Beran M, Kantarjian H
M.D. Anderson Cancer Center, Houston, TX, USA.
Semin Hematol. 1998 Jul;35(3 Suppl 4):26-31.
Myelodysplastic syndromes (MDS) and chronic myelomonocytic leukemia (CMML) are heterogeneous disorders for which there exist few active therapies and where the standard of care is still considered supportive. Identification of new effective therapies in MDS and CMML is a high priority for hematologic oncologists. We have evaluated the efficacy of single-agent topotecan, a topoisomerase I inhibitor, in patients with MDS (refractory anemia with excess blasts [RAEB] and refractory anemia with excess blasts in transformation [RAEB-T]) and CMML. Sixty patients (MDS = 30; CMML = 30) with a median age of 66 years were treated. Chromosomal abnormalities were present in half of the patients, as was thrombocytopenia. Topotecan was administered at 2 mg/m2 by continuous intravenous infusion over 24 hours daily for 5 days every 4 to 6 weeks until remission, followed by one course every 4 to 8 weeks for a maximum of 10 courses. Nineteen patients (32%) achieved a complete response (CR); seven had hematologic improvement. CRs were observed in 11 of 30 patients with MDS (37%) and eight of 30 patients with CMML (27%). Conversion to diploid karyotype was observed in eight patients with karyotypic abnormalities at diagnosis who later achieved a CR. History of prior chemotherapy and monocytosis was associated with poor prognosis. Mutation of the RAS oncogene was found in six CMML patients (20%), and none responded to topotecan therapy. The estimated 12-month survival rate was 33%, the median survival time was 9.3 months, and the median remission duration was 7 months. The most significant toxicities were gastrointestinal, including mucositis (67%; severe 23%) and diarrhea (38%; severe 17%). Febrile episodes were noted in 85% of the patients, while documented infection occurred in 47%. Topotecan has demonstrated significant single-agent activity in MDS and CMML with generally manageable side effects. Future studies will evaluate topotecan-based combination therapies with topoisomerase II reactive agents, cytarabine, alkylating agents, and hypomethylating agents.
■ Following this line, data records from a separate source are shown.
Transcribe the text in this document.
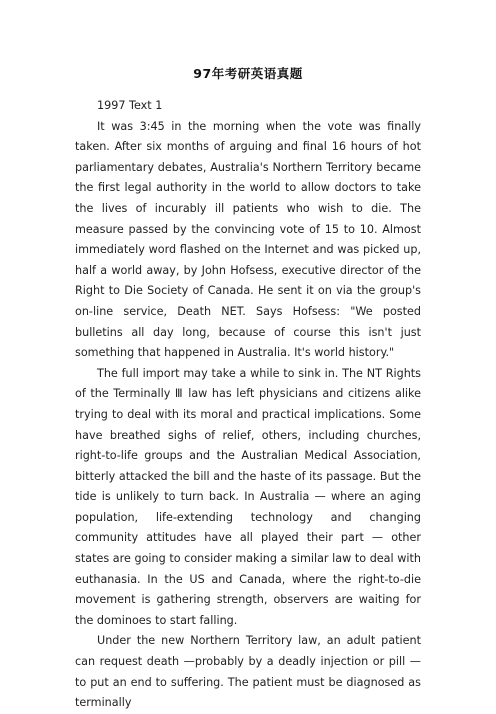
97年考研英语真题

1997 Text 1

It was 3:45 in the morning when the vote was finally taken. After six months of arguing and final 16 hours of hot parliamentary debates, Australia's Northern Territory became the first legal authority in the world to allow doctors to take the lives of incurably ill patients who wish to die. The measure passed by the convincing vote of 15 to 10. Almost immediately word flashed on the Internet and was picked up, half a world away, by John Hofsess, executive director of the Right to Die Society of Canada. He sent it on via the group's on-line service, Death NET. Says Hofsess: "We posted bulletins all day long, because of course this isn't just something that happened in Australia. It's world history."

The full import may take a while to sink in. The NT Rights of the Terminally Ⅲ law has left physicians and citizens alike trying to deal with its moral and practical implications. Some have breathed sighs of relief, others, including churches, right-to-life groups and the Australian Medical Association, bitterly attacked the bill and the haste of its passage. But the tide is unlikely to turn back. In Australia — where an aging population, life-extending technology and changing community attitudes have all played their part — other states are going to consider making a similar law to deal with euthanasia. In the US and Canada, where the right-to-die movement is gathering strength, observers are waiting for the dominoes to start falling.

Under the new Northern Territory law, an adult patient can request death —probably by a deadly injection or pill —to put an end to suffering. The patient must be diagnosed as terminally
骨髓增生异常综合征(MDS)和慢性粒单核细胞白血病(CMML)是异质性疾病,针对它们的有效治疗方法很少,目前的标准治疗仍被认为是支持性治疗。确定MDS和CMML的新有效治疗方法是血液肿瘤学家的当务之急。我们评估了拓扑替康(一种拓扑异构酶I抑制剂)单药治疗MDS(伴有过多原始细胞的难治性贫血[RAEB]和转化中的伴有过多原始细胞的难治性贫血[RAEB-T])和CMML患者的疗效。对60例患者(MDS = 30例;CMML = 30例)进行了治疗,患者的中位年龄为66岁。一半患者存在染色体异常,血小板减少的情况也很常见。拓扑替康以2 mg/m²的剂量通过持续静脉输注,每天24小时给药,共5天,每4至6周重复一次,直至缓解,随后每4至8周进行一个疗程,最多进行10个疗程。19例患者(32%)达到完全缓解(CR);7例有血液学改善。30例MDS患者中有11例(37%)达到CR,30例CMML患者中有8例(27%)达到CR。在诊断时存在核型异常且后来达到CR的8例患者中观察到核型转变为二倍体。既往化疗史和单核细胞增多与预后不良相关。在6例CMML患者(20%)中发现RAS癌基因突变,这些患者对拓扑替康治疗均无反应。估计12个月生存率为33%,中位生存时间为9.3个月,中位缓解持续时间为7个月。最显著的毒性反应是胃肠道反应,包括黏膜炎(67%;严重程度为23%)和腹泻(38%;严重程度为17%)。85%的患者出现发热,47%的患者有记录的感染。拓扑替康在MDS和CMML中显示出显著的单药活性,且副作用总体上易于控制。未来的研究将评估拓扑替康与拓扑异构酶II反应剂、阿糖胞苷、烷化剂和去甲基化剂联合治疗的效果。